Follow-ups for different disk speeds issue

redpanda-data / redpanda

Redpanda is a streaming data platform for developers. Kafka API compatible. 10x faster. No ZooKeeper. No JVM!

https://redpanda.com

9.65k stars 589 forks source link

Follow-ups for different disk speeds issue #13824

Open travisdowns opened 1 year ago

travisdowns commented 1 year ago

A grab bag of follow ups for slowdown due to different disk speeds. Can be broken out into their own issues:

Metrics around reactor polling performance, e.g., poll-to-poll interval
More metrics around the io queue, e.g., how full the token bucket is, if the bucket got to zero (i.e., "throttling happened"), how many times requests were ineligble for exec because ticket could not be acquired or at least something which lets us distinguish "time in the io queue is because it's actually holding back requests" vs "time in the io queue is due to other factors, because as soon as they are processed they are exec'd"
More metrics around the reactor io sink e.g., queue time/occupancy of the sink
Metrics or self-profiing around syscalls (or maybe attach strace for 1s in the debug bundle?)

JIRA Link: CORE-1477

StephanDollberg commented 1 year ago

Created https://github.com/redpanda-data/seastar/pull/82 for more metrics on the io side.

Still need something for reactor poll-to-poll.

Metrics or self-profiing around syscalls (or maybe attach strace for 1s in the debug bundle?)

Not sure about this one. While strace is probably available everywhere I don't think it's up for the task performance wise. Just tried it on a lightly loaded cluster and just one second already resulted in leadership transfers and latency spikes. Hence not sure this is something we want to do in a debug situation.
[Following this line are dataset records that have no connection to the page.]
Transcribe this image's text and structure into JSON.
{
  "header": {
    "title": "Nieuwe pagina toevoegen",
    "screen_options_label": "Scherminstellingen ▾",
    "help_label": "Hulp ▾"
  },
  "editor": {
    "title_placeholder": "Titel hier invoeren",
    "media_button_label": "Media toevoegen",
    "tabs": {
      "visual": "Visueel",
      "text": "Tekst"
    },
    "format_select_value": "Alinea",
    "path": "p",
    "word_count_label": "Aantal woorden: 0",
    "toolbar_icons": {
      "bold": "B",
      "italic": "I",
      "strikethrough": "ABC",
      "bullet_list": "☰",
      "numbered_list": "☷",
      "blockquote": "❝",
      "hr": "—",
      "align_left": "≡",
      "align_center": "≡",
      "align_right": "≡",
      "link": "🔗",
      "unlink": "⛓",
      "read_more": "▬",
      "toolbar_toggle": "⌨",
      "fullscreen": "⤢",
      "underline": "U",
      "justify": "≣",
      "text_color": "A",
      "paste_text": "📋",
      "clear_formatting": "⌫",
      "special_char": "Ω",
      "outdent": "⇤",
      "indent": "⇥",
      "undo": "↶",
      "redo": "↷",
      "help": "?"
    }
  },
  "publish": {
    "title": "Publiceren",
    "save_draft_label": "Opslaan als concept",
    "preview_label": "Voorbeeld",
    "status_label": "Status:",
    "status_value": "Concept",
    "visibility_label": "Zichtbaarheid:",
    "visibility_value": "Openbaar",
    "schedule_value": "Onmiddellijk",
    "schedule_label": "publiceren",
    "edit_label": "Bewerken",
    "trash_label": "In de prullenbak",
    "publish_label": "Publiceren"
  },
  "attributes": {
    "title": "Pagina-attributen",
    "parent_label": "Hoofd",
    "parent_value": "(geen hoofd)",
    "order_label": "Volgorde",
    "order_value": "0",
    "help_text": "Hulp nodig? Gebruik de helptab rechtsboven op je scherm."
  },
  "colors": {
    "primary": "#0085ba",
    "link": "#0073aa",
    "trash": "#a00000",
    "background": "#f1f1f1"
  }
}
StephanDollberg commented 9 months ago

More metrics around the io queue, e.g., how full the token bucket is, if the bucket got to zero (i.e., "throttling happened"), how many times requests were ineligble for exec because ticket could not be acquired or at least something which lets us distinguish "time in the io queue is because it's actually holding back requests" vs "time in the io queue is due to other factors, because as soon as they are processed they are exec'd"

Looking at metrics again I think in theory at least the io_queue should throttle when rate(vectorized_io_queue_consumption) approaches 1. Though I guess that doesn't differentiate between disk feedback and refill based types. However the former doesn't exist anymore. It's still not a hard "got rejected metric" so possibly if you are just at the edge it might not be super precise.

travisdowns commented 9 months ago

should throttle when rate(vectorized_io_queue_consumption) approaches 1

Right but the disadvantage here is that it's averaged over the metrics sampling interval. So rate close to 1 is strong evidence throttling is occurring but the converse is not true: rate could be 0.1 but significant throttling could occur within the interval (say 5 seconds)

Still, it's a useful guideline that will identify some types of throttling.